In a line of questioning from Rep. Ben Lujan, a Democrat from New Mexico, Zuckerberg allowed that his company creates profiles on people who don’t actually use Facebook—what are sometimes referred to as “shadow profiles.” This was important for a number of reasons—chief among them because across two days of testimony to Senate and House committees, Zuckerberg repeatedly hammered on the point that Facebook doesn’t own user data and that users have control over how their data is shared on Facebook.

“I believe that everyone owns their own content online, and that’s the first line of our terms of service if you read it,” Mark Zuckerberg told Rep. Marsha Blackburn, a Republican from Tennessee, about an hour into Wednesday’s hearing. The idea that people who use Facebook own their data and can choose how that data is used was a frequent Zuckerberg talking point on Tuesday and Wednesday (not to mention one that his PR team had included in his notes, which the public caught a glimpse of on Tuesday after he left them visible long enough for a journalist to snap a photo).

But about an hour and a half later, Lujan drilled down on the issue, pushing Zuckerberg on whether his platitudes about not owning our data squares with reality. “Facebook has detailed profiles on people who have never signed up for Facebook, yes or no,” the congressman asked, noting that these non-Facebook user profiles are often called shadow profiles, a term Zuckerberg claimed he wasn’t familiar with. Then the congressman asked again: “It’s been admitted by Facebook that you do collect data points on average nonusers. My question is, can someone who does not have a Facebook account opt out of Facebook’s involuntary data collection?”

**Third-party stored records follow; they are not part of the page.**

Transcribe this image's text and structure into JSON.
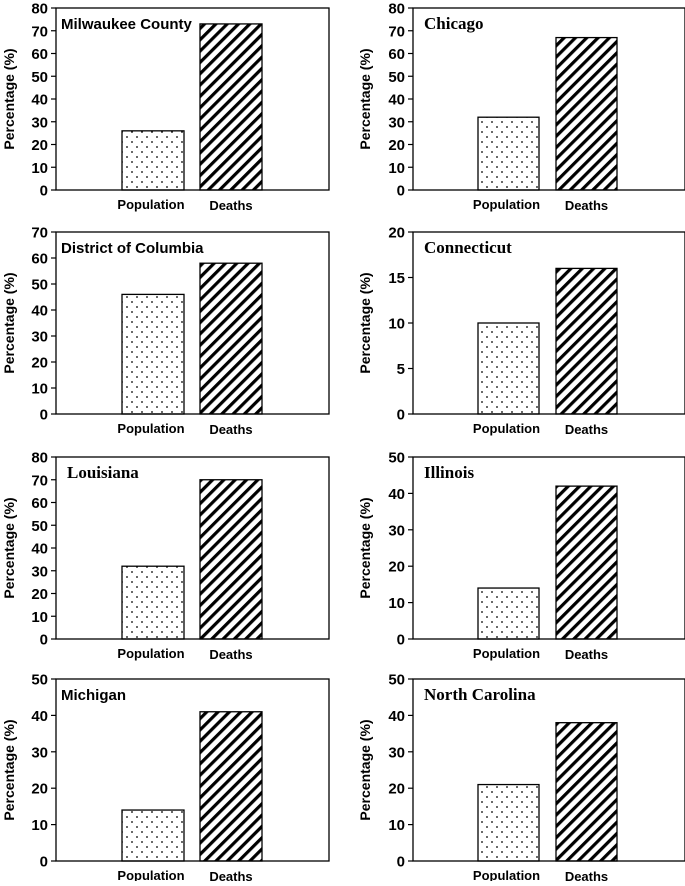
{
  "figure": {
    "ylabel": "Percentage (%)",
    "categories": [
      "Population",
      "Deaths"
    ]
  },
  "chart_data": [
    {
      "type": "bar",
      "title": "Milwaukee County",
      "title_style": "sans",
      "categories": [
        "Population",
        "Deaths"
      ],
      "values": [
        26,
        73
      ],
      "ylabel": "Percentage (%)",
      "ylim": [
        0,
        80
      ],
      "yticks": [
        0,
        10,
        20,
        30,
        40,
        50,
        60,
        70,
        80
      ]
    },
    {
      "type": "bar",
      "title": "Chicago",
      "title_style": "serif",
      "categories": [
        "Population",
        "Deaths"
      ],
      "values": [
        32,
        67
      ],
      "ylabel": "Percentage (%)",
      "ylim": [
        0,
        80
      ],
      "yticks": [
        0,
        10,
        20,
        30,
        40,
        50,
        60,
        70,
        80
      ]
    },
    {
      "type": "bar",
      "title": "District of Columbia",
      "title_style": "sans",
      "categories": [
        "Population",
        "Deaths"
      ],
      "values": [
        46,
        58
      ],
      "ylabel": "Percentage (%)",
      "ylim": [
        0,
        70
      ],
      "yticks": [
        0,
        10,
        20,
        30,
        40,
        50,
        60,
        70
      ]
    },
    {
      "type": "bar",
      "title": "Connecticut",
      "title_style": "serif",
      "categories": [
        "Population",
        "Deaths"
      ],
      "values": [
        10,
        16
      ],
      "ylabel": "Percentage (%)",
      "ylim": [
        0,
        20
      ],
      "yticks": [
        0,
        5,
        10,
        15,
        20
      ]
    },
    {
      "type": "bar",
      "title": "Louisiana",
      "title_style": "serif",
      "categories": [
        "Population",
        "Deaths"
      ],
      "values": [
        32,
        70
      ],
      "ylabel": "Percentage (%)",
      "ylim": [
        0,
        80
      ],
      "yticks": [
        0,
        10,
        20,
        30,
        40,
        50,
        60,
        70,
        80
      ]
    },
    {
      "type": "bar",
      "title": "Illinois",
      "title_style": "serif",
      "categories": [
        "Population",
        "Deaths"
      ],
      "values": [
        14,
        42
      ],
      "ylabel": "Percentage (%)",
      "ylim": [
        0,
        50
      ],
      "yticks": [
        0,
        10,
        20,
        30,
        40,
        50
      ]
    },
    {
      "type": "bar",
      "title": "Michigan",
      "title_style": "sans",
      "categories": [
        "Population",
        "Deaths"
      ],
      "values": [
        14,
        41
      ],
      "ylabel": "Percentage (%)",
      "ylim": [
        0,
        50
      ],
      "yticks": [
        0,
        10,
        20,
        30,
        40,
        50
      ]
    },
    {
      "type": "bar",
      "title": "North Carolina",
      "title_style": "serif",
      "categories": [
        "Population",
        "Deaths"
      ],
      "values": [
        21,
        38
      ],
      "ylabel": "Percentage (%)",
      "ylim": [
        0,
        50
      ],
      "yticks": [
        0,
        10,
        20,
        30,
        40,
        50
      ]
    }
  ]
}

To that, Zuckerberg gave a nonanswer. “Anyone can turn off and opt out of any data collection for ads, whether they use our services or not,” the CEO said. “But in order to prevent people from scraping public information, which again, the search feature you brought up only showed public information, people’s names and profiles and things they’d made public. Nonetheless, we don’t want people aggregating even public information. So, we need to know when someone is trying to access our services.” Beyond the fact that this wasn’t coherent, it also wasn’t an answer to the question, which Lujan picked up on right away, noting that when people who aren’t Facebook users visit Facebook to opt out of data collection, Facebook directs them to sign up for Facebook in order to opt out. Having a Facebook account appears to be the only way to do that.

Another representative, Republican John Shimkus of Illinois, asked Zuckerberg why Facebook tracks people who are logged off Facebook across different devices, to which the CEO replied that it’s for security and ad reasons. The security reason, he said, is that Facebook wants to know how many public pages someone is looking up or scraping, even when they’re not logged in, which ostensibly is useful to prevent mass harvesting of public profile data. For ads, the reason is that they run an ad network off Facebook, and collecting data of people off Facebook is one way that ad networks target people and make money. Zuckerberg said that if people want they can opt out of the ad network. Of course, as Lujan pointed out, to opt out Facebook asks that you log on.

All of which means that Zuckerberg’s repeated cries that people who use the internet—not even just people who use Facebook—have control over their data on Facebook isn’t really true in practice. To opt out of Facebook’s data collection, first you’d have to even know a service you’re not on is collecting your information, and then you’d have to sign up for that service to opt out of it. (There’s a joke about Kafka to be made somewhere in there.) And, of course, to be on Facebook means the company is collecting data about you no matter how restrictive you make your settings—unless you delete your account, but even then, it may be collecting data about you anyway. The whole thing is a head trip, and more than anything it reveals how we can never really control how Facebook collects data. If you can’t even evade the company’s data collection by abstaining from having a Facebook profile, what choice do you really have?

Hopefully, Congress will continue to worry about this—and consider how to make companies that collect data on people without their consent or knowledge to quit it. But doing that would require some kind of lawmaking or directive from our elected representatives—something that, to judge by this week’s hearings overall, may be something they’d rather not have to do.